Emma had already been through years of fertility treatment when she became heavily pregnant with her daughter, Ivy. After two rounds of IVF, she and her family were excited to welcome Ivy as a little sister for her older brother. But towards the end of the pregnancy, Ivy’s heart stopped beating and the family was devastated.
Emma has shared her story to help break the taboo around baby loss and grief. She explained: “I’m passionate about people talking about baby loss. In the UK we can be a bit hopeless about talking about grief. As a therapist I don’t usually share my own story, but I feel strongly that sharing our experiences and talking really helps. Hearing the right words or experiencing being really listened to can be a lifeline.”
For Emma, being able to speak honestly about what happened is part of how she honours Ivy, and part of how she hopes other families will feel less alone.
Recognising the hidden weight of fertility loss and hope
Before Ivy, Emma’s path to parenthood had already been challenging. After seven rounds of unsuccessful IVF, she discovered she was pregnant with her eldest son.
Emma said: “I experienced a lot of difficulty conceiving. We had many gruelling rounds of IVF over a number of years and all the disappointments and courage that that entails was exhausting both physically and mentally. A number of the rounds failed and I had a number of miscarriages at different numbers of weeks. Each one was a huge loss as there had been so much hope.”

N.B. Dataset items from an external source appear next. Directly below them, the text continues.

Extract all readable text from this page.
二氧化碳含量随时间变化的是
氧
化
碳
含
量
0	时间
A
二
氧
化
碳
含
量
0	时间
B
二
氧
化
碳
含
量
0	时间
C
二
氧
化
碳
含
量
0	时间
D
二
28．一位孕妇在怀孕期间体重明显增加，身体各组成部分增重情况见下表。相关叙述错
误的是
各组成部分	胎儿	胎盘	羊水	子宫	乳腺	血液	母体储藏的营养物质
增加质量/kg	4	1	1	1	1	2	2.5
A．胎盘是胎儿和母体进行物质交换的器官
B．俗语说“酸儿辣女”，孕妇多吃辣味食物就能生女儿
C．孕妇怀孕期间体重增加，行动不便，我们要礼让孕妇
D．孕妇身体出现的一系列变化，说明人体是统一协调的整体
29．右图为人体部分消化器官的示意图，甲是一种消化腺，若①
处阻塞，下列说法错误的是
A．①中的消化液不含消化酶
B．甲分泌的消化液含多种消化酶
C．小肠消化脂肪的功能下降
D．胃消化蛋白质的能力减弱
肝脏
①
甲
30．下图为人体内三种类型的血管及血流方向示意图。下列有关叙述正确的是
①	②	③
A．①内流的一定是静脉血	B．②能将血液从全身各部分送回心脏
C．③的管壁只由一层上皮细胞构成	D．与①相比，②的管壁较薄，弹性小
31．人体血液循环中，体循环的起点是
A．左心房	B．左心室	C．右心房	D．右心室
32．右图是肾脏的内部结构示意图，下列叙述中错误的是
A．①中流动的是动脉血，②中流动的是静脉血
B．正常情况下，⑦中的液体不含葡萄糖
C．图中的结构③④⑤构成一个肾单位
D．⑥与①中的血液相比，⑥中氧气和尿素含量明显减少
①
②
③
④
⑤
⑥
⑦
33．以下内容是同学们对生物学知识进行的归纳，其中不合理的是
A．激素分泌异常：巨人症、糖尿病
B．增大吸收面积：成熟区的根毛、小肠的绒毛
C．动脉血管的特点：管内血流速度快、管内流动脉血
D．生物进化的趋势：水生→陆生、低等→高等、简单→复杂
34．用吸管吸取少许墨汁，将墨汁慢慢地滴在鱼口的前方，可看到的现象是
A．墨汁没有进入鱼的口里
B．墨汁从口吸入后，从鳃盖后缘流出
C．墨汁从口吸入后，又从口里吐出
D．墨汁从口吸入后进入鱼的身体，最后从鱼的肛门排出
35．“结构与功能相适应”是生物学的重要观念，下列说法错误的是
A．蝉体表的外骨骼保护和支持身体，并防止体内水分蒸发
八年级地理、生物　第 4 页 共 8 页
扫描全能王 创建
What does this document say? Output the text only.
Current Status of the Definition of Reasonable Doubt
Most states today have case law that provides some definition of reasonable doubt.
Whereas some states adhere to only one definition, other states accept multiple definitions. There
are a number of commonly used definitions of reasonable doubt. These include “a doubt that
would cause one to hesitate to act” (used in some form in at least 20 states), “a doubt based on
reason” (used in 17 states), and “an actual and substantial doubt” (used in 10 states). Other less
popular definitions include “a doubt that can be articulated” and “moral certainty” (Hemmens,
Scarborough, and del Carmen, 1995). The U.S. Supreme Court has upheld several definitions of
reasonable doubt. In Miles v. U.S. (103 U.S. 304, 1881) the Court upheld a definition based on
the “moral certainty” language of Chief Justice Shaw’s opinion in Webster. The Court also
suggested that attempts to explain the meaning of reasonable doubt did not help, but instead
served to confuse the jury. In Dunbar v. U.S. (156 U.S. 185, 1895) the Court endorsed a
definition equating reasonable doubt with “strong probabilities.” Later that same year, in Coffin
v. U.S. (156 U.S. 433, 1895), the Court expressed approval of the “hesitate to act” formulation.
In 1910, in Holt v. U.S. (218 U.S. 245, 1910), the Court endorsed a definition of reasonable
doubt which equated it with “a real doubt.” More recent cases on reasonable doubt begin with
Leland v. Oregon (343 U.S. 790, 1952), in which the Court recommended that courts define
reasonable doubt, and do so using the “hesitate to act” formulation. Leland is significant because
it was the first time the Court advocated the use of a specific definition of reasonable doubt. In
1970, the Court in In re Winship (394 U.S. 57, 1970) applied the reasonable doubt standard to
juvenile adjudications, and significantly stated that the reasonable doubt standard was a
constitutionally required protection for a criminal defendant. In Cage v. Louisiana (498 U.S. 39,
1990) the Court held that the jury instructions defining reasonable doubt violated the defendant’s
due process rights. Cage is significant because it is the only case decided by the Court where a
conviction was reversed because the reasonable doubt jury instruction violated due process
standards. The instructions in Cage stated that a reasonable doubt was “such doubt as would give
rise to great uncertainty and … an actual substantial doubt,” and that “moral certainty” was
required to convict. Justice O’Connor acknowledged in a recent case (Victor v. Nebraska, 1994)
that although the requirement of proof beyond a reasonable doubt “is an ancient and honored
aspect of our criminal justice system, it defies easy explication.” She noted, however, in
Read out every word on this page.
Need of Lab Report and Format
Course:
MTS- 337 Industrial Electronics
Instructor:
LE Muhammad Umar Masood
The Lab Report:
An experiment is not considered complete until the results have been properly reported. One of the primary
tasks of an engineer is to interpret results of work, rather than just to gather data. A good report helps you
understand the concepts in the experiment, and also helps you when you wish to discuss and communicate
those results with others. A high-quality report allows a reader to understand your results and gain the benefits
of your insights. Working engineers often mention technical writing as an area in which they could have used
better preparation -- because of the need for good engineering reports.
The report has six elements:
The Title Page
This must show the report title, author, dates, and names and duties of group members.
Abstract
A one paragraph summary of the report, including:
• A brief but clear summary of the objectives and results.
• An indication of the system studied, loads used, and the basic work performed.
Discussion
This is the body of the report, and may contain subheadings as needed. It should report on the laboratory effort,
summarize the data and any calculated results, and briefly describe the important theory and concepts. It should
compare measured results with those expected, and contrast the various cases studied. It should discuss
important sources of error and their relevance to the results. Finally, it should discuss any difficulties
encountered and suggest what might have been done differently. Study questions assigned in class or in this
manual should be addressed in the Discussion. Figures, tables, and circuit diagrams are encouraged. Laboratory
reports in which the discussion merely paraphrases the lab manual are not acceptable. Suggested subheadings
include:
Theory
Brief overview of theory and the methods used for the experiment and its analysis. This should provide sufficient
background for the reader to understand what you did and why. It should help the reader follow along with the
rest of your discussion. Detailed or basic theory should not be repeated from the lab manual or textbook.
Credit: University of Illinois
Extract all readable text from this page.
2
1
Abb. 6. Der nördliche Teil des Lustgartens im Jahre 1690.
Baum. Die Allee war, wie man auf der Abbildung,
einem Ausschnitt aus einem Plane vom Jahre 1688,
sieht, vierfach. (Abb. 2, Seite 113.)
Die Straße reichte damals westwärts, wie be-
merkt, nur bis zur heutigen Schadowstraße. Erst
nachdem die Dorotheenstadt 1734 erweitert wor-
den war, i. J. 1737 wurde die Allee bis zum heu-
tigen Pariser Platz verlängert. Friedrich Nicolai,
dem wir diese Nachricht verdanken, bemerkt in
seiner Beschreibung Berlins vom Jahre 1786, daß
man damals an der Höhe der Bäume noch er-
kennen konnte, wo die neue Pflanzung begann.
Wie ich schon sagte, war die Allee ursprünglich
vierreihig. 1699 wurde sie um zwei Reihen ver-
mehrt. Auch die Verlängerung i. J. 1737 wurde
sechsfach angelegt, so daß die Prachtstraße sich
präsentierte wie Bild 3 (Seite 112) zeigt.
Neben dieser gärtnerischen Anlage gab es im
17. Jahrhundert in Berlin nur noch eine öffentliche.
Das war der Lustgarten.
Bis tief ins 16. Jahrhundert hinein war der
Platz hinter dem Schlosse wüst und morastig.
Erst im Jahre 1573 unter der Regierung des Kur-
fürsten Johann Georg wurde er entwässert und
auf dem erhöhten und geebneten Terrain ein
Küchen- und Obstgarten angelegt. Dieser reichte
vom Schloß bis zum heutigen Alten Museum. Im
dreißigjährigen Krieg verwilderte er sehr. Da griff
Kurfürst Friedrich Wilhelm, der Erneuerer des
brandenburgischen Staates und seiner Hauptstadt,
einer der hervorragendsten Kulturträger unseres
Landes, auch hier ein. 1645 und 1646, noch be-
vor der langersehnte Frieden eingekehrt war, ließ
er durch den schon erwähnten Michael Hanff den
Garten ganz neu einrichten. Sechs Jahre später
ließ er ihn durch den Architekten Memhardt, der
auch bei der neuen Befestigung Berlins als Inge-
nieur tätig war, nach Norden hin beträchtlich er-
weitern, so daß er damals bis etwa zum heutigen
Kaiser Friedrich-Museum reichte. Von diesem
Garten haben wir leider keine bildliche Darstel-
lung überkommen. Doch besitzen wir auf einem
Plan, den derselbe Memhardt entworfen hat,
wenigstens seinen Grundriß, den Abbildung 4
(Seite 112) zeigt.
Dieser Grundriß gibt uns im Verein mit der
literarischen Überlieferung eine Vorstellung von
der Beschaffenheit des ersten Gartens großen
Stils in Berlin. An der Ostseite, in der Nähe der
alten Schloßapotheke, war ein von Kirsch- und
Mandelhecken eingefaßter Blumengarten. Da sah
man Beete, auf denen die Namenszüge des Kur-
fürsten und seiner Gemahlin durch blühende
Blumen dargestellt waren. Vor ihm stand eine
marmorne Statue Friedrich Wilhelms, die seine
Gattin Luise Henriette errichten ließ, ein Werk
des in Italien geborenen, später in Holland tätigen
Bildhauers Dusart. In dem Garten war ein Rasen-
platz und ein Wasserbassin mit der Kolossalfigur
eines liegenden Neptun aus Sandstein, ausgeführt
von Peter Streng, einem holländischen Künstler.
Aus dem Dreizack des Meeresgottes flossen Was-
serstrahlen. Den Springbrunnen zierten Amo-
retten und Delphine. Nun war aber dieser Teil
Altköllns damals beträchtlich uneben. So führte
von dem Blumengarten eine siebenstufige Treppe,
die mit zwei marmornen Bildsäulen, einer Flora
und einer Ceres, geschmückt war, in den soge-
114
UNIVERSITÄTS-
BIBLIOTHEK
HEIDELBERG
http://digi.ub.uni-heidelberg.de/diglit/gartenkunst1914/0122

During those years, Emma sought out support groups and charities to help her cope with the emotional toll of trying to conceive.
She added: “I was incredibly lucky as just as I really felt my body was exhausted and I had no reserves of hope, I became pregnant with my eldest son. After my first born, I became pregnant after two rounds of IVF with my daughter, Ivy. We found that her heart had stopped beating near the end of our pregnancy. I was absolutely devastated. Delivering Ivy was one of the hardest things I’ve ever done. But I was looked after very sensitively.”
Accepting support and allowing grief to change you
In the aftermath of Ivy’s death, Emma and her family were supported by an NHS psychotherapist, who helped them navigate painful decisions, including Ivy’s funeral and other practical realities that can feel impossible to face when you are in shock.
Over time, Emma realised the experience had shifted something fundamental in her. Emma said: “It changed the course of my life. I was working in publishing as an editor at the time. I already loved words, but the transformative power of having your story really heard struck me hard and I retrained to be a counsellor.”
Later, Emma became pregnant again, this time with twins. It brought relief and gratitude, but also fear, shaped by what she had already lived through.
I was a bundle of nerves for the whole pregnancy. When a scan showed I was expecting two boys I was so grateful but also had to accept that I wouldn’t have a girl. Luckily my twin sons are so different that I soon realised that you didn’t need different sexes to experience a huge spectrum of parenting.
During her twin pregnancy, Emma discovered Twins Trust and found support and information that helped her through pregnancy, birth and beyond.
Navigating Grief booklet
The journey through grief can be incredibly difficult. Our Navigating Grief booklet is here to support all parents who have lost a baby or babies.
Turning experience into guidance for other families
When the opportunity arose to work with the charity on a new bereavement booklet, Emma knew she could bring both personal understanding and professional insight. Navigating Grief: Coping with loss in multiple births, created by the Twins Trust Bereavement Service, offers support to parents who have lost a baby or babies from a multiple pregnancy.
Emma said: “Writing the grief booklet allowed me to draw on my personal experience of what was helpful and what wasn't, my knowledge of psychotherapeutic theory and the hundreds of fertility loss stories my clients have been generous enough to share with me. I’ve spent the last 20 years reading every article about fertility, multiples and baby loss that I could lay my hands on. Whether that was policy, medical advances, interventions or personal stories. Writing the booklet was an amazing chance to draw all these things together. My hope is that this booklet will be a doorway to getting the support that’s needed at what is often the one of the most challenging times in people’s lives.”